How Often Should You Change Your Whole House Water Filter?

changing-water-filterJust like the air filter in your car, or the particulate filter in your A/C system at home, you also need to change the water filters in your whole home water filtration system. But when? How often? The answers depend on what kind of filtration system you own, and specifically what kind of water is it filtering.

Usually if your system is filtering municipal water, you can go longer than if you’re filtering well water or water that comes from somewhere else on or near your property. The other thing you need to check is how many replaceable filters does your system even have? Many systems have one filter that will need to changed, but a lot of newer and more advanced systems have two or three, sometimes even more.

Finally, and it almost goes without saying, but you should have an instructional manual or owners’ manual that came with the system when you bought it or had it installed. At the very least, it should be marked on the hardware (usually on the filter housings themselves) when to change your equipment out with something new. Above all other directives, follow what your manufacturer says to do.

Now, to go deeper into the game of water filter replacement:

First, as we mentioned before, you’ll have to see whether your filter cleans well water or municipal water, and you’ll have to figure out where the filters are in your system.
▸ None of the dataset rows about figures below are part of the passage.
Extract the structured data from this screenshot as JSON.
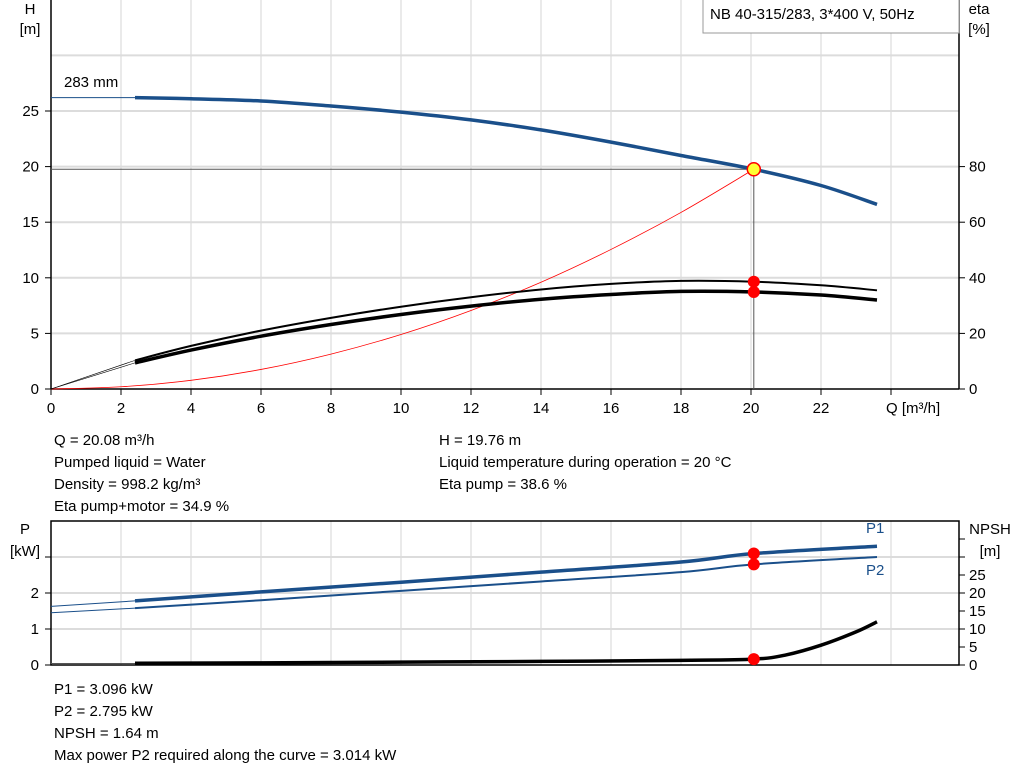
{
  "chart_data": [
    {
      "type": "line",
      "title": "NB 40-315/283, 3*400 V, 50Hz",
      "xlabel": "Q [m³/h]",
      "ylabel": "H\n[m]",
      "ylabel_lines": [
        "H",
        "[m]"
      ],
      "y2label_lines": [
        "eta",
        "[%]"
      ],
      "xlim": [
        0,
        26
      ],
      "ylim": [
        0,
        35
      ],
      "y2lim": [
        0,
        126
      ],
      "xticks": [
        "0",
        "2",
        "4",
        "6",
        "8",
        "10",
        "12",
        "14",
        "16",
        "18",
        "20",
        "22"
      ],
      "yticks": [
        "0",
        "5",
        "10",
        "15",
        "20",
        "25"
      ],
      "y2ticks": [
        "0",
        "20",
        "40",
        "60",
        "80"
      ],
      "grid": true,
      "annotation": "283 mm",
      "duty_point": {
        "Q": 20.08,
        "H": 19.76
      },
      "series": [
        {
          "key": "H",
          "axis": "left",
          "color": "#1a4f8a",
          "x": [
            2.4,
            4,
            6,
            8,
            10,
            12,
            14,
            16,
            18,
            20.08,
            22,
            23.6
          ],
          "y": [
            26.2,
            26.1,
            25.9,
            25.45,
            24.9,
            24.2,
            23.3,
            22.2,
            21.0,
            19.76,
            18.3,
            16.6
          ]
        },
        {
          "key": "eta_pump",
          "axis": "right",
          "color": "#000000",
          "x": [
            2.4,
            4,
            6,
            8,
            10,
            12,
            14,
            16,
            18,
            20.08,
            22,
            23.6
          ],
          "y": [
            10.3,
            15.5,
            21,
            25.6,
            29.6,
            33,
            35.8,
            37.8,
            38.9,
            38.6,
            37.3,
            35.5
          ]
        },
        {
          "key": "eta_pump_motor",
          "axis": "right",
          "color": "#000000",
          "x": [
            2.4,
            4,
            6,
            8,
            10,
            12,
            14,
            16,
            18,
            20.08,
            22,
            23.6
          ],
          "y": [
            9.4,
            14,
            19,
            23.2,
            26.8,
            29.8,
            32.3,
            34,
            35.1,
            34.9,
            33.8,
            32
          ]
        },
        {
          "key": "system_curve",
          "axis": "left",
          "color": "#ff0000",
          "x": [
            0,
            2,
            4,
            6,
            8,
            10,
            12,
            14,
            16,
            18,
            20.08
          ],
          "y": [
            0,
            0.2,
            0.78,
            1.76,
            3.14,
            4.9,
            7.06,
            9.6,
            12.55,
            15.88,
            19.76
          ]
        }
      ]
    },
    {
      "type": "line",
      "ylabel_lines": [
        "P",
        "[kW]"
      ],
      "y2label_lines": [
        "NPSH",
        "[m]"
      ],
      "xlim": [
        0,
        26
      ],
      "ylim": [
        0,
        4
      ],
      "y2lim": [
        0,
        40
      ],
      "yticks": [
        "0",
        "1",
        "2"
      ],
      "y2ticks": [
        "0",
        "5",
        "10",
        "15",
        "20",
        "25"
      ],
      "grid": true,
      "series": [
        {
          "name": "P1",
          "axis": "left",
          "color": "#1a4f8a",
          "x": [
            2.4,
            6,
            10,
            14,
            18,
            20.08,
            23.6
          ],
          "y": [
            1.78,
            2.03,
            2.3,
            2.58,
            2.86,
            3.096,
            3.3
          ]
        },
        {
          "name": "P2",
          "axis": "left",
          "color": "#1a4f8a",
          "x": [
            2.4,
            6,
            10,
            14,
            18,
            20.08,
            23.6
          ],
          "y": [
            1.58,
            1.8,
            2.06,
            2.32,
            2.58,
            2.795,
            3.0
          ]
        },
        {
          "key": "NPSH",
          "axis": "right",
          "color": "#000000",
          "x": [
            2.4,
            6,
            10,
            14,
            18,
            20.08,
            21,
            22,
            23,
            23.6
          ],
          "y": [
            0.5,
            0.6,
            0.8,
            1.0,
            1.3,
            1.64,
            2.8,
            5.5,
            9.2,
            12
          ]
        }
      ]
    }
  ],
  "results_top": {
    "left": [
      "Q = 20.08 m³/h",
      "Pumped liquid = Water",
      "Density = 998.2 kg/m³",
      "Eta pump+motor = 34.9 %"
    ],
    "right": [
      "H = 19.76 m",
      "Liquid temperature during operation = 20 °C",
      "Eta pump = 38.6 %"
    ]
  },
  "results_bottom": [
    "P1 = 3.096 kW",
    "P2 = 2.795 kW",
    "NPSH = 1.64 m",
    "Max power P2 required along the curve = 3.014 kW"
  ]
}
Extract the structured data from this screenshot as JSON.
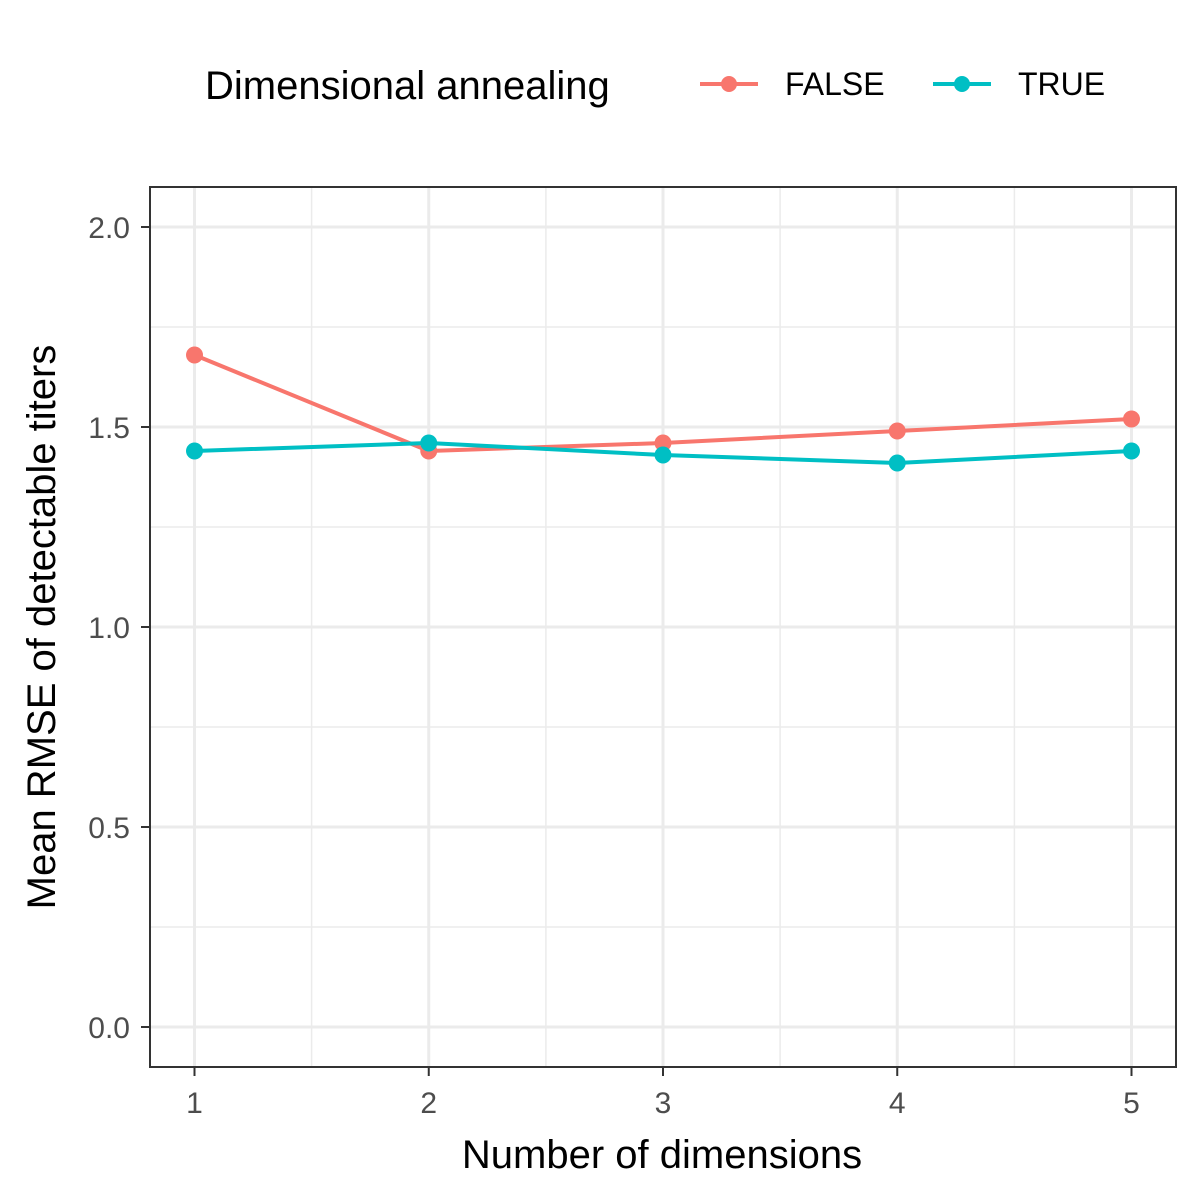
{
  "chart_data": {
    "type": "line",
    "title": "",
    "xlabel": "Number of dimensions",
    "ylabel": "Mean RMSE of detectable titers",
    "x": [
      1,
      2,
      3,
      4,
      5
    ],
    "x_tick_labels": [
      "1",
      "2",
      "3",
      "4",
      "5"
    ],
    "xlim": [
      0.81,
      5.19
    ],
    "ylim": [
      -0.1,
      2.1
    ],
    "y_ticks": [
      0.0,
      0.5,
      1.0,
      1.5,
      2.0
    ],
    "y_tick_labels": [
      "0.0",
      "0.5",
      "1.0",
      "1.5",
      "2.0"
    ],
    "grid": true,
    "legend": {
      "title": "Dimensional annealing",
      "position": "top"
    },
    "series": [
      {
        "name": "FALSE",
        "color": "#F8766D",
        "values": [
          1.68,
          1.44,
          1.46,
          1.49,
          1.52
        ]
      },
      {
        "name": "TRUE",
        "color": "#00BFC4",
        "values": [
          1.44,
          1.46,
          1.43,
          1.41,
          1.44
        ]
      }
    ]
  }
}
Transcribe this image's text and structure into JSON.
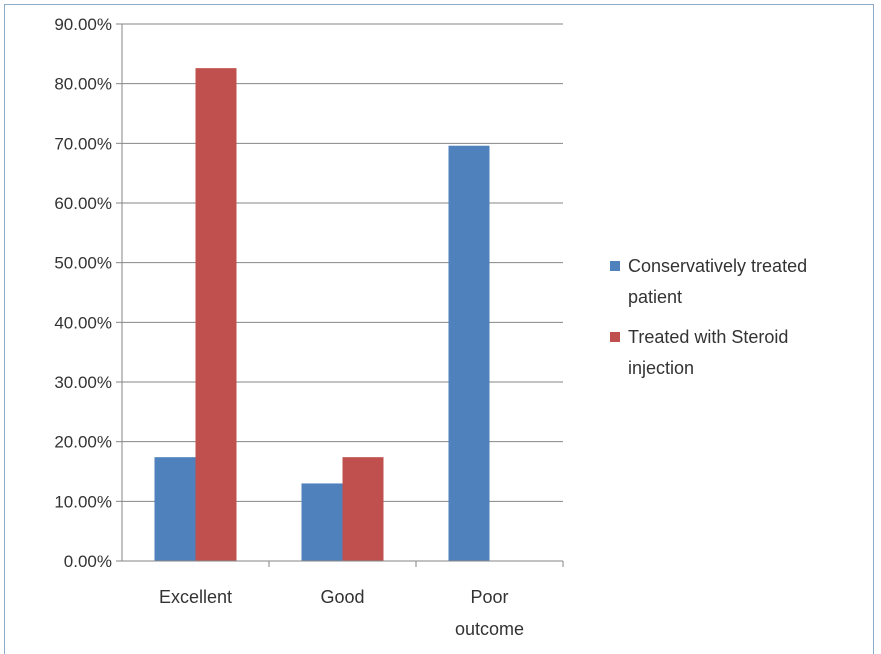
{
  "chart_data": {
    "type": "bar",
    "title": "",
    "xlabel": "",
    "ylabel": "",
    "categories": [
      [
        "Excellent"
      ],
      [
        "Good"
      ],
      [
        "Poor",
        "outcome"
      ]
    ],
    "series": [
      {
        "name": [
          "Conservatively treated",
          "patient"
        ],
        "color": "#4f81bd",
        "values": [
          17.4,
          13.0,
          69.6
        ]
      },
      {
        "name": [
          "Treated with Steroid",
          "injection"
        ],
        "color": "#c0504d",
        "values": [
          82.6,
          17.4,
          0
        ]
      }
    ],
    "ylim": [
      0,
      90
    ],
    "yticks": [
      "0.00%",
      "10.00%",
      "20.00%",
      "30.00%",
      "40.00%",
      "50.00%",
      "60.00%",
      "70.00%",
      "80.00%",
      "90.00%"
    ],
    "grid": true,
    "legend_position": "right"
  }
}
Usually they’re easy to find; they’re generally separate from the main filtration tanks in their own little units.

Usually you should change your sediment pre-filter every three to six months.

Once you procure replacement filters, it’s time to make the change. Go down to the basement or your shed/wherever your filtration system is. There should be a system of levers on the pipes.

If you’re lucky, there might even be a pressure gauge or two. Your mission here is first to relieve the pressure on the system. Otherwise when you open up the filter housing things will get messy rather quickly.

As we said earlier there should be a system of levers in place; make sure to consult your owner’s manual to figure out which ones you need to move in order to relieve the pressure on the system.

Once you do that, you may or may not have to open up a spigot and let out some of the excess water between the closed levers and the open lever. If so, you may want to have a 5 gallon bucket or a milk jug handy to catch the excess.

Now that it’s (hopefully) OK to access the filter housing, open it up. If things don’t get extremely wet and messy at this point, it means you’re doing things correctly. Now that it’s open, you’ll have to take the filter and the interior housing outside, or possibly upstairs to the sink. Your mission right now is just to clean up the filter housing and put the new filter inside it, after of course removing the old one and trashing it.

The condition of the old filter and the filter housing give you a lot of clues about the overall heath and effectiveness of your system; if the filter is super dirty, you may want to consider changing it earlier. If it still looks brand-spanking new, maybe leave the old one in there a little longer. If the filter housing and the surrounding areas look dirty, try and clean them up.

Either way it’s a good idea to clean the filter housing even if it looks decent with the naked eye. There should also be an O-ring or washer in there. That should be manually cleaned for sure. A trick is to take a clean 2 liter bottle, milk jug, or large sparkling water bottle and use it to help in the cleaning process. Once you replace the filter, you should clean the O-ring or washer as well.

Another good idea is to use food-grade silicone as a sealant for the O-ring or washer. Make sure it says ‘food-grade’ on your silicone packaging…introducing toxic or noxious chemicals to your water supply would be severely redundant at this point, and not in a good way.

Now just put everything back together. Some people use a little household bleach to sanitize the filter area. Others don’t because obviously this household bleach has a possibility of making your water taste like bleach as well.

Another trick is to wrap the filter units in black plastic bags, or wrap them up with duct tape or something similar. This is to inhibit light getting in there.

Especially if your filtration system is in a lighted or air-conditioned/heated area, it might help to keep light out of there/inhibit any algal or bacterial growth.

After that, just check your system periodically and enjoy having clean water in your home!